Penyerahan Piagam Penghargaan Terbaik II Capaian Pengurangan Kawasan Kumuh Provinsi Jawa Timur Tahun 2025 kepada Pemkab Tuban. (ist.)

Pemkab Tuban Terbaik II Pengurangan Kawasan Kumuh se-Jatim 2025

Tubankab – Pemerintah Kabupaten Tuban kembali mencatatkan prestasi di tingkat Provinsi Jawa Timur. Kali ini, Pemkab Tuban meraih Penghargaan Terbaik II sebagai Kabupaten dengan Capaian Pengurangan Kumuh Terbaik Tahun 2025 dari Dinas Perumahan Rakyat, Kawasan Permukiman, dan Cipta Karya Provinsi Jawa Timur.

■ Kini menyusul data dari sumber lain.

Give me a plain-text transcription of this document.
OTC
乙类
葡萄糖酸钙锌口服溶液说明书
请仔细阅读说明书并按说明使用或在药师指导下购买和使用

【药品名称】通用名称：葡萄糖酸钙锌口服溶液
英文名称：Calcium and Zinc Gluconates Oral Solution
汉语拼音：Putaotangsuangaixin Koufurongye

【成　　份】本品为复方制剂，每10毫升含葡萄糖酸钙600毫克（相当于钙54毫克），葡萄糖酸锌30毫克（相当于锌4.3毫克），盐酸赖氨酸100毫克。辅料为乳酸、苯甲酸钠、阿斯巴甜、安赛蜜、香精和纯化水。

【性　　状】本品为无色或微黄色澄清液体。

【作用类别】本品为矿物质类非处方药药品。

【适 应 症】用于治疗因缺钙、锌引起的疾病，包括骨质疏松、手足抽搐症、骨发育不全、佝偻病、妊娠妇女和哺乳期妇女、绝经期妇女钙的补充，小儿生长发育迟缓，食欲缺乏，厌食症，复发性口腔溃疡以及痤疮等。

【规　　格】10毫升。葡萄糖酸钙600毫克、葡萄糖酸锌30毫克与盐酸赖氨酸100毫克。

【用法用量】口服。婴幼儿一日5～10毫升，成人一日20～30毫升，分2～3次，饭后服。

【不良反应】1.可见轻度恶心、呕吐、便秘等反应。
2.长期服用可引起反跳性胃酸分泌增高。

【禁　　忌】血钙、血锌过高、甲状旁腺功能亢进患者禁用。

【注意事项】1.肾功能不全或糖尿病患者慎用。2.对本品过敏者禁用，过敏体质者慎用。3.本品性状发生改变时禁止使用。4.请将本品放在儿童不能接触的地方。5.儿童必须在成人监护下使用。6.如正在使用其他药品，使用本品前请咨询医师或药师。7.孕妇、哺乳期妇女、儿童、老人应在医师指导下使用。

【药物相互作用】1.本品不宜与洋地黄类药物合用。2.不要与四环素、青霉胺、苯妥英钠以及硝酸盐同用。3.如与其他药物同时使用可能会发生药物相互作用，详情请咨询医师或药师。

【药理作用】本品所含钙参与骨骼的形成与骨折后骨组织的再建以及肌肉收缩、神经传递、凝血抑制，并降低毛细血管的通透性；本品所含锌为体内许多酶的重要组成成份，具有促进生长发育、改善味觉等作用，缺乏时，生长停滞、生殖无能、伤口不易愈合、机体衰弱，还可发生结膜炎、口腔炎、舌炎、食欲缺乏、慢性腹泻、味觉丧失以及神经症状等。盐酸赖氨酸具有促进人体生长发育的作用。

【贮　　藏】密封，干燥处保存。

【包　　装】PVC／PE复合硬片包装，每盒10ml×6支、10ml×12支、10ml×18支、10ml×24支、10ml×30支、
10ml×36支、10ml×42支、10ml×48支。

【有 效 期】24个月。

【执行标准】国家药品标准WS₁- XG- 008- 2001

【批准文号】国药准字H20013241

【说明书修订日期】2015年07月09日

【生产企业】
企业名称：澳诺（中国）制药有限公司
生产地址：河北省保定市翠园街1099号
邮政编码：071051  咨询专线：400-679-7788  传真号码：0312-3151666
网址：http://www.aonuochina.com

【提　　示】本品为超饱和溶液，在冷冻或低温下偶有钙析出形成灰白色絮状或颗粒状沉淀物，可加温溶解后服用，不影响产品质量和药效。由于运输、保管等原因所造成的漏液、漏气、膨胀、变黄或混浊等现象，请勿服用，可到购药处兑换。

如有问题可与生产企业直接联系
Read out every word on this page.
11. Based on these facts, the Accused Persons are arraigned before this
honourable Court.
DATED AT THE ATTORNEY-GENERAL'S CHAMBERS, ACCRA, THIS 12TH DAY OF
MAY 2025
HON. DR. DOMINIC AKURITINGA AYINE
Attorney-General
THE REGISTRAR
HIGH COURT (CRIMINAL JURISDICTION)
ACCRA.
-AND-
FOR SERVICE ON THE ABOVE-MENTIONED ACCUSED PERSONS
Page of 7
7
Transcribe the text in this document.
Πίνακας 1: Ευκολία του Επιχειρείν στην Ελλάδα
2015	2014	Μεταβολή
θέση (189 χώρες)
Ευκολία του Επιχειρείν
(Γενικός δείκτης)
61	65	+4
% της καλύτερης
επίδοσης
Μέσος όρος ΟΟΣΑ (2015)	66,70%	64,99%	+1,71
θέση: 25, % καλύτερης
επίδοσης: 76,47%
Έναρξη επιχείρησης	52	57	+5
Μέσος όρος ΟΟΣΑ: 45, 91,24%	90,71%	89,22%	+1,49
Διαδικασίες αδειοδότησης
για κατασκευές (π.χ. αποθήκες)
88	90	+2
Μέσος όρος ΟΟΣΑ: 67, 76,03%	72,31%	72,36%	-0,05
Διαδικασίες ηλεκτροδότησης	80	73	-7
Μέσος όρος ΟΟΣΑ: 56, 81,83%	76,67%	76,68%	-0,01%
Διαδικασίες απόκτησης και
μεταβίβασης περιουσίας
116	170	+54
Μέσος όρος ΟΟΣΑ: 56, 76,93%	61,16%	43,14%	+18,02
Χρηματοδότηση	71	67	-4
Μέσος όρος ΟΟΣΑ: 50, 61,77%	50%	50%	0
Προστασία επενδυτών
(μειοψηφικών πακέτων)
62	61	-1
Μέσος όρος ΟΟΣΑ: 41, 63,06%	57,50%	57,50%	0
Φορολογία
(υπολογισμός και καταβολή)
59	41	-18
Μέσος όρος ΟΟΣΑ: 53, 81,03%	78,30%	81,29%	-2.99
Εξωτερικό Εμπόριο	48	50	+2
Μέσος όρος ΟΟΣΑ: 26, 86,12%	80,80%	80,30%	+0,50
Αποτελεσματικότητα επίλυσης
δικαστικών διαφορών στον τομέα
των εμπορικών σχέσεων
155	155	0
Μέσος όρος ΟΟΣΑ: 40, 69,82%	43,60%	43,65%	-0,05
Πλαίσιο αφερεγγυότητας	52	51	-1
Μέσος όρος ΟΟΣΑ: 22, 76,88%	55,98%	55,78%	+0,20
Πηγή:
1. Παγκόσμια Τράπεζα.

Penghargaan tersebut diberikan atas kinerja Kabupaten Tuban dalam bidang perumahan dan kawasan permukiman melalui Dinas PUPR-PRKP Kabupaten Tuban. Perangkat daerah tersebut dinilai berhasil menurunkan luasan kawasan kumuh secara signifikan sepanjang tahun 2025.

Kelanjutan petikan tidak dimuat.